Он на это ничего не ответил, и больше ничто не могло помешать ее мыслям бесконечно вращаться вокруг сокровенных надежд и страхов. Дождливым днем, о котором идет речь, возвращаясь домой из школы (куда ей еще предстояло вновь идти к шести), она сказала себе: в этот самый день два месяца назад Ник узнал, что она готова предоставить ему свободу, — и за такой срок не предпринял и, видимо, не собирается предпринимать дальнейших шагов. Эта мысль вызвала в ней смутный восторг. Она должна была установить некий срок, в течение которого будут длиться ее мучения, что она и сделала; и вот ее предположение подтвердилось. Ибо что могло означать его молчание, как не то, что он тоже…
На столике в прихожей лежал типографский конверт с парижским штемпелем. Она небрежно вскрыла его и увидела, что письмо написано на фирменном бланке офиса мистера Спиэрмена. Слова прыгали перед ее глазами… «Уведомил нас, что он целиком в вашем распоряжении… выполнить ваши пожелания… прибывает в Париж… встретиться со своими адвокатами…»
Ник… слова говорили о Нике! Нелепым языком излагался реальный факт — возвращение Ника в Париж! Она опустилась на скамью рядом с мокрой подставкой для зонтиков и уставилась перед собой отсутствующим взглядом. Вот все и рухнуло наконец — во что, как она теперь поняла, ей никогда по-настоящему не верилось! Но все же воображала, будто готова к этому, ожидала этого, уже планировала свою будущую жизнь в предвидении этого — жизнь в тени, безличную жизнь в заботах о чужих детях, — когда на деле под тонким слоем пепла самоотречения и покорности алыми углями тлели все ее былые надежды. Какая польза от всякой самодисциплины, философии, опыта, если сама непокорная душа сгорит в мгновенье, как свеча?
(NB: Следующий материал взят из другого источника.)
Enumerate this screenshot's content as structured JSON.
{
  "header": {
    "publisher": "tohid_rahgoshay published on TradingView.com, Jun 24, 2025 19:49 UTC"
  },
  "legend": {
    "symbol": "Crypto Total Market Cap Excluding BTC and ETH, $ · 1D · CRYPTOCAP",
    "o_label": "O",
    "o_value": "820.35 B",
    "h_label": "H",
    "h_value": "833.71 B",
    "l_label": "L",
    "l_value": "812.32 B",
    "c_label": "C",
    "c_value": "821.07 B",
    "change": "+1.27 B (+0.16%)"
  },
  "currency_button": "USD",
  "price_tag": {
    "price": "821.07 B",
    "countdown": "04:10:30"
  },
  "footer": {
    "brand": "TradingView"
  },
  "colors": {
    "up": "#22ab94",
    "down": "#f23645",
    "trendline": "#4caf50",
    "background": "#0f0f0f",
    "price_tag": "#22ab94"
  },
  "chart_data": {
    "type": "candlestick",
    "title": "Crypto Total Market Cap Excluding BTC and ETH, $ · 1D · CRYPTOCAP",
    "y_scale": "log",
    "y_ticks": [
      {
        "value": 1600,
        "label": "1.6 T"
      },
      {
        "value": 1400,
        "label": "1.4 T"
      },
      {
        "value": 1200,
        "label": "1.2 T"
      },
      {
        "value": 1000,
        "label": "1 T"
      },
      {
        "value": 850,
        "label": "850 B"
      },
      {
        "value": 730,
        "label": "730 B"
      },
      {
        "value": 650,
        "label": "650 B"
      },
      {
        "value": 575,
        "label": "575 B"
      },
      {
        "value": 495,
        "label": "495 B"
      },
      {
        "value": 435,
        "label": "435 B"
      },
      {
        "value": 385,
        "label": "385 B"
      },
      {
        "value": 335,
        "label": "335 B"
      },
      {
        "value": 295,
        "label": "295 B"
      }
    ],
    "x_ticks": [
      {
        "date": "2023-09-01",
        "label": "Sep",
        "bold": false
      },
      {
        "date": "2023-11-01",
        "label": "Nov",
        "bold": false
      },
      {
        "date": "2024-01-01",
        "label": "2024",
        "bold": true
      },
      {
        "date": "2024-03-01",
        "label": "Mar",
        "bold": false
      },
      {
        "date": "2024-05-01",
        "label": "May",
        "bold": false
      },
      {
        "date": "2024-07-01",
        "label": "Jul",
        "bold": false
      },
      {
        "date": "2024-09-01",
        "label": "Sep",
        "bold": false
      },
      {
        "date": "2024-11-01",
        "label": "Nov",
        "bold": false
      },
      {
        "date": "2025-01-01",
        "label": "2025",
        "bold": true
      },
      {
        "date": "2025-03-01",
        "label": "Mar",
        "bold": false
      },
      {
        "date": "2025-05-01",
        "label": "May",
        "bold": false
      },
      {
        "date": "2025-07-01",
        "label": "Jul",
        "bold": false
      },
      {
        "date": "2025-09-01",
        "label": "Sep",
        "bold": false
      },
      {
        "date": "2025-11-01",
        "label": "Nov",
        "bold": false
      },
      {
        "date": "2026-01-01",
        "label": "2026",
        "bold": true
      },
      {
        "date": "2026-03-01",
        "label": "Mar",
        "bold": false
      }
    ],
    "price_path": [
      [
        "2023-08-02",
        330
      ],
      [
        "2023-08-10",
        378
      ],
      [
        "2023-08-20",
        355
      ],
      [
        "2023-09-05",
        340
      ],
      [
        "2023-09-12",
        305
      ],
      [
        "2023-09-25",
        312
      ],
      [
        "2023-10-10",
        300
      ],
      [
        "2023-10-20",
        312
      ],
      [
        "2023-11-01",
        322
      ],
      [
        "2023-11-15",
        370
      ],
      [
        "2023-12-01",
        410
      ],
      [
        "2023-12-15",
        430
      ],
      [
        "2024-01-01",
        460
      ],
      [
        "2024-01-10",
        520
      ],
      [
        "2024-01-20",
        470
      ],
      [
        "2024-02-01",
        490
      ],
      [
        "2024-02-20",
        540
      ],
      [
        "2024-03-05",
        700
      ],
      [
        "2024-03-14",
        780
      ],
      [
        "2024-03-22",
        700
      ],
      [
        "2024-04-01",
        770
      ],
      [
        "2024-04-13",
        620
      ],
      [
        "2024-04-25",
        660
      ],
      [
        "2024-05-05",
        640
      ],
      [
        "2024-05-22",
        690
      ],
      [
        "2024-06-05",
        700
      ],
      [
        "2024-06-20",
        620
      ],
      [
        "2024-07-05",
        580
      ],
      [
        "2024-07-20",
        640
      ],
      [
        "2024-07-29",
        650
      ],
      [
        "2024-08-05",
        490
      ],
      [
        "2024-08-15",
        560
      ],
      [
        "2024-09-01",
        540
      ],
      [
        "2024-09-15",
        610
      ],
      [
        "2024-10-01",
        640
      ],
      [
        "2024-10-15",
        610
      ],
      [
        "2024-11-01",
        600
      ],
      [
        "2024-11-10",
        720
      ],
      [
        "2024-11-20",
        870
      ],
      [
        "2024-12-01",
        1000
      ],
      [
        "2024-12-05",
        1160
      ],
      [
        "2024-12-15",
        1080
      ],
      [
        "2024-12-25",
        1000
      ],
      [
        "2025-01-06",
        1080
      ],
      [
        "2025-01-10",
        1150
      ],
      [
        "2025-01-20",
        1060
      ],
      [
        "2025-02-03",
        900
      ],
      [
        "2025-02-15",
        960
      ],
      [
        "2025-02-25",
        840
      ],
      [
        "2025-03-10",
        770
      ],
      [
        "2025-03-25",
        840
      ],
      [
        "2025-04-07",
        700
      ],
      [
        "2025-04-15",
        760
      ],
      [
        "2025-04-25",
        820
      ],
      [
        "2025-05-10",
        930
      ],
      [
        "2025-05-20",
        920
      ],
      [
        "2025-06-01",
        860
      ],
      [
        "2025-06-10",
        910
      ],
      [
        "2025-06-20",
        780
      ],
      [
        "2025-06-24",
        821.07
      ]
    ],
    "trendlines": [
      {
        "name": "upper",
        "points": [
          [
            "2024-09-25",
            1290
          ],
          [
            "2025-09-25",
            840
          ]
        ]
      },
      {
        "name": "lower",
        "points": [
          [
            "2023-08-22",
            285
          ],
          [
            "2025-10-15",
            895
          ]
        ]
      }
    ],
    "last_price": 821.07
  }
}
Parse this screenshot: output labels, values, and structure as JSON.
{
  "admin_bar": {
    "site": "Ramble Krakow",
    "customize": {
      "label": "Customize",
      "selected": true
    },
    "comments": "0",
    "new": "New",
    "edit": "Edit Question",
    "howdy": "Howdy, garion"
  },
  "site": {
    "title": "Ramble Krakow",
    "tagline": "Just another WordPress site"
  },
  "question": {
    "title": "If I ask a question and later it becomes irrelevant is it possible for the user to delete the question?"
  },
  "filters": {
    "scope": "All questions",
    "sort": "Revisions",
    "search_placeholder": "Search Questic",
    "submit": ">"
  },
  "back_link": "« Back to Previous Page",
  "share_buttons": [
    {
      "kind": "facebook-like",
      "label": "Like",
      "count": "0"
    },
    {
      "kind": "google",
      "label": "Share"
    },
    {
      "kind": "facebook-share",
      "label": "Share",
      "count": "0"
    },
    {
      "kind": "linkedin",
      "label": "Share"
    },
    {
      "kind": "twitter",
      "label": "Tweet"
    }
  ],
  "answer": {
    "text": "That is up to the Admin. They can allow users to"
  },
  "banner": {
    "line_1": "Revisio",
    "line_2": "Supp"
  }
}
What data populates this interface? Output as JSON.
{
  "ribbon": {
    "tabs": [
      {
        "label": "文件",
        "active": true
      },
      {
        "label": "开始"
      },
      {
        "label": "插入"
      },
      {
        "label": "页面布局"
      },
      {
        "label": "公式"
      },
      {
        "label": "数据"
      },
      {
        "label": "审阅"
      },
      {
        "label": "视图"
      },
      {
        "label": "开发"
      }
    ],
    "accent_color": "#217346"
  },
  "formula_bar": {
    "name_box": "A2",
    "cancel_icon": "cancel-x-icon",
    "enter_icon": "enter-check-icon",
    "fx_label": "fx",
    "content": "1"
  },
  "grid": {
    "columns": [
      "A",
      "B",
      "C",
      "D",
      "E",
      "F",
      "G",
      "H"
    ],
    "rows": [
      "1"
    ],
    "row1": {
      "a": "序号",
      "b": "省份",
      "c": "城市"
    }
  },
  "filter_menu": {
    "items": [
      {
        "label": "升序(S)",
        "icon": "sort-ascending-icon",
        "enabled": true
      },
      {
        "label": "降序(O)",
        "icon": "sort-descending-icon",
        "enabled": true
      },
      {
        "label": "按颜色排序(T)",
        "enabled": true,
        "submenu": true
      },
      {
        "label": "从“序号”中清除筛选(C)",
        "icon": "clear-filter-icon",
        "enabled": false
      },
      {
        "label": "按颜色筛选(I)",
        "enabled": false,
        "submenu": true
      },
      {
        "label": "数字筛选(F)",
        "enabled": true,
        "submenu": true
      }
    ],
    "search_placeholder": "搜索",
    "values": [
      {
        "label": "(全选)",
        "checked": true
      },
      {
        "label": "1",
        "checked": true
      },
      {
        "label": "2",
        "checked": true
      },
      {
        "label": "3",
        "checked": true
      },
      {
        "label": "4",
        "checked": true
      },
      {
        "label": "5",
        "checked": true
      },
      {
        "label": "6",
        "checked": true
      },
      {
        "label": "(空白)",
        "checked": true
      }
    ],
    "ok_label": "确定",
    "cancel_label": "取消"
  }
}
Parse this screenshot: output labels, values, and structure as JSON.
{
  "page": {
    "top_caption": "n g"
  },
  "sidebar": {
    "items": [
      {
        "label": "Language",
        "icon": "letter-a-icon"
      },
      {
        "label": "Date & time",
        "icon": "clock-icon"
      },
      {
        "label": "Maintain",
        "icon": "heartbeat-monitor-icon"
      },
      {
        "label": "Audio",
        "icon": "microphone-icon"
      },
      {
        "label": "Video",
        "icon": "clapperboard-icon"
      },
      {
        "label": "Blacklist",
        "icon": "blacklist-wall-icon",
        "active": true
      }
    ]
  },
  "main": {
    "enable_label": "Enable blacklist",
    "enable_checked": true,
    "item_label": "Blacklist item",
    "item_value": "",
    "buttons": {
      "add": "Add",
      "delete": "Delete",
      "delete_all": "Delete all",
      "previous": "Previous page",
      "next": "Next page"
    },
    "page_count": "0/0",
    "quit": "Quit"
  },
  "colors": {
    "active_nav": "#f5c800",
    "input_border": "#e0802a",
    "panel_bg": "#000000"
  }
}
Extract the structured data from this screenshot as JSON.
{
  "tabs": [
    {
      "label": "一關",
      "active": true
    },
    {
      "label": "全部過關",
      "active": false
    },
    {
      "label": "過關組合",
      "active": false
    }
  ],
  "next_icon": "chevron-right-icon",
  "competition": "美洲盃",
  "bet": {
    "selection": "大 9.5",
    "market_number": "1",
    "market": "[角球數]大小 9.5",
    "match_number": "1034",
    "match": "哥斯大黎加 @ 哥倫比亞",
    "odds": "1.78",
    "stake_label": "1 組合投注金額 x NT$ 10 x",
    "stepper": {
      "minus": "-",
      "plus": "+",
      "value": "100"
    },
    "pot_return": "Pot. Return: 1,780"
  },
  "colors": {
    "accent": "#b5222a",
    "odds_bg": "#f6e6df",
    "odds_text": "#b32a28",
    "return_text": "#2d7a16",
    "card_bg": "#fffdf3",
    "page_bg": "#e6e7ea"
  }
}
Она попыталась взять себя в руки — понять, что произошло. Ник приезжает в Париж — приезжает не для того, чтобы встретиться с ней, а чтобы проконсультироваться со своим адвокатом! Это, конечно, значит, что он явно решил потребовать для себя свободы и что если он пошел на окончательный шаг после более чем шести месяцев бездействия и кажущегося равнодушия, то, возможно, лишь потому, что произошло нечто непредвиденное и важное для него. Она лихорадочно собрала воедино обрывки разных слухов и газетных сообщений, дошедших до нее за последний месяц. Было очевидно, что предполагавшийся брак мисс Хикс и князя Тевтобург-Вальдхаймского расстроился в последний момент, и расстроился потому, что Корал вознамерилась выйти за Ника. Это известие о его приезде в Париж и сообщение в газетах о том, что мистер и миссис Хикс официально опровергают слух о помолвке их дочери, слишком совпадают, чтобы сделать какой-то иной вывод. Сюзи пыталась понять, чтó в действительности стоит за этой чередой фактов, представить себе, во что реально они могут воплотиться. Как Корал Хикс зовется миссис Ник Лэнсинг — ее именем, принадлежащим ей, Сюзи! — как входит в гостиные в сопровождении Ника, как ее радостно приветствуют те же самые люди, которые несколько месяцев назад так же тепло приветствовали Сюзи. Несмотря на неприязнь Ника к светскому обществу и демонстрацию Корал интеллектуального превосходства над ними, богатство фатально затянет их назад в мир, с которым Ник связан всеми своими привычками и знакомствами. И несомненно, ему будет приятно вернуться в этот мир в качестве благодетеля, играть роль радушного хозяина там, где так долго был гостем, точно так же как Сюзи представляла, что будет приятно вернуться туда в качестве леди Олтрингем… Но теперь, когда действительность была так близка к ней, она не могла, как ни старалась, зримо вообразить ее или связать ее с собой. Простое сочетание двух имен — Корал, Ник, — в прежние времена служившее лишь поводом для смеха, теперь вызывало помутнение рассудка.